October 21, 2003
Democrats, White House Joust Over Deficit
Filed at 2:23 p.m. ET
WASHINGTON (AP) -- New Bush administration figures that show a record $374.2 billion deficit for the federal budget year that just ended prove that the president's economic policies have shoved the country in the wrong direction, Democrats say.
White House officials and their Republican congressional allies counter that the numbers show just the opposite: The economy is on the mend, even as deficit still has further up to go.
The political fencing, barely a year before the next presidential and congressional elections, came as the White House's Office of Management and Budget announced the final 2003 deficit figure Monday.
Because the figures were lower than the White House's July projection of $455 billion, administration officials cited it as evidence that their attempts to fortify the weak economy were working.

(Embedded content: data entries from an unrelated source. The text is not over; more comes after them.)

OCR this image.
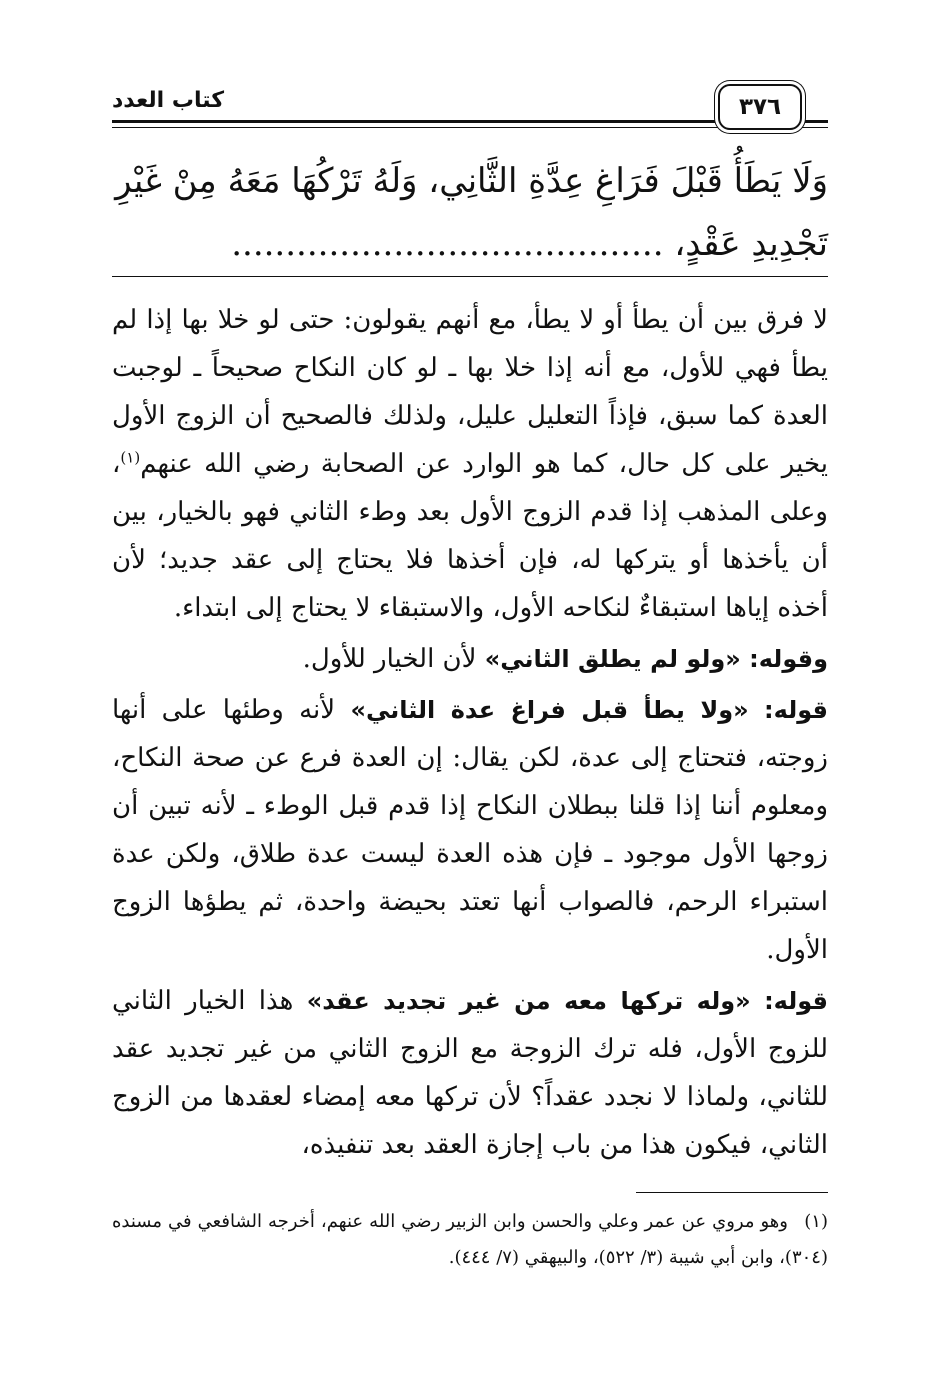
كتاب العدد	٣٧٦
وَلَا يَطَأُ قَبْلَ فَرَاغِ عِدَّةِ الثَّانِي، وَلَهُ تَرْكُهَا مَعَهُ مِنْ غَيْرِ
تَجْدِيدِ عَقْدٍ، ........................................

لا فرق بين أن يطأ أو لا يطأ، مع أنهم يقولون: حتى لو خلا بها إذا لم يطأ فهي للأول، مع أنه إذا خلا بها ـ لو كان النكاح صحيحاً ـ لوجبت العدة كما سبق، فإذاً التعليل عليل، ولذلك فالصحيح أن الزوج الأول يخير على كل حال، كما هو الوارد عن الصحابة رضي الله عنهم$^{(١)}$، وعلى المذهب إذا قدم الزوج الأول بعد وطء الثاني فهو بالخيار، بين أن يأخذها أو يتركها له، فإن أخذها فلا يحتاج إلى عقد جديد؛ لأن أخذه إياها استبقاءٌ لنكاحه الأول، والاستبقاء لا يحتاج إلى ابتداء.

وقوله: «ولو لم يطلق الثاني» لأن الخيار للأول.

قوله: «ولا يطأ قبل فراغ عدة الثاني» لأنه وطئها على أنها زوجته، فتحتاج إلى عدة، لكن يقال: إن العدة فرع عن صحة النكاح، ومعلوم أننا إذا قلنا ببطلان النكاح إذا قدم قبل الوطء ـ لأنه تبين أن زوجها الأول موجود ـ فإن هذه العدة ليست عدة طلاق، ولكن عدة استبراء الرحم، فالصواب أنها تعتد بحيضة واحدة، ثم يطؤها الزوج الأول.

قوله: «وله تركها معه من غير تجديد عقد» هذا الخيار الثاني للزوج الأول، فله ترك الزوجة مع الزوج الثاني من غير تجديد عقد للثاني، ولماذا لا نجدد عقداً؟ لأن تركها معه إمضاء لعقدها من الزوج الثاني، فيكون هذا من باب إجازة العقد بعد تنفيذه،

(١)وهو مروي عن عمر وعلي والحسن وابن الزبير رضي الله عنهم، أخرجه الشافعي في مسنده (٣٠٤)، وابن أبي شيبة (٣/ ٥٢٢)، والبيهقي (٧/ ٤٤٤).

``The improvement in our budget picture since our forecast last July is an encouraging sign that the economic recovery is gaining momentum,'' said Joshua Bolten, President Bush's budget director.
Echoing that, Treasury Secretary John Snow said, ``Today's budget numbers reinforce the indications we have seen for some months now that the economy is well on the path to recovery.''
Bolten conceded, however, that worse fiscal numbers are on the horizon, estimating the gap for the new year ``will likely exceed $500 billion, even with the strengthening economy.''
That could become a political hazard for Bush and congressional Republicans. With federal budget years running through Sept. 30, next year's figure will be ready just weeks before Election Day 2004.
Democrats mocked the administration's sunny interpretation. They noted that last year's red ink was more than twice 2002's $158 billion, and surpassed the $290 billion record set in 1992.
``I'm somewhat amused to see them say they thought that was good news,'' said Sen. Kent Conrad of North Dakota, top Democrat on the Senate Budget Committee.
Some Democrats have accused the White House of purposely padding its deficit forecast last July to lay the groundwork for casting the final budget numbers as good news. Sen. Ernest Hollings, D-S.C., raised that question anew on Monday.
``We need to find out what kind of shenanigans caused the estimate to be so off, whether OMB deliberately estimated high numbers so everybody could jump for joy this week,'' Hollings wrote in a letter to Senate Budget Committee Chairman Don Nickles, R-Okla., requesting hearings on the inaccuracy of the administration's July projection.
Republicans have blamed the deficits on the recession and on the costs of opposing international terror. On Monday, Nickles called the new numbers encouraging, ``a sign that the president's economic plan is beginning to have an impact.''
About one-third of the improvement since the July estimate was because the government collected $26 billion more than the White House projected, for a total of $1.782 trillion.
The White House in July had assumed a $15 billion drop in tax collections because of ``revenue uncertainty.'' The drop never occurred.
Most of the rest was due to better-than-expected individual and corporate income tax collections, which could mean that a stronger economy is raising incomes. That translates to higher tax liability.
Spending for 2003 ended at $2.157 trillion, or $55 billion lower than the White House's July projection.
Though defense spending rose over 2002, its increase was $20 billion less than the White House estimated in July. Much of this was because the government spent its Iraq money more slowly than anticipated, Monday's report said.
Though that slower spending made 2003 look better, many of the expenditures will occur in 2004, making that year's shortfall worse.
Spending also was below White House expectations for a wide range of other programs, including interest on the federal debt, farm payments and homeland security.
Even Osama bin Laden jumped into the discussion, based on last July's White House estimate.
In an audiotape broadcast Saturday by the al-Jazeera television network, the al-Qaida leader lauded reversals he said the United States had suffered since the hijacking attacks of Sept. 11, 2001.
``They also witnessed a budget deficit for the third consecutive year,'' bin Laden said, erroneously referring to the two straight shortfalls now recorded. ``This year's deficit reached a record number estimated at $450 billion. Therefore, we thank God.''
Bin Laden's remarks were translated by the U.S. government.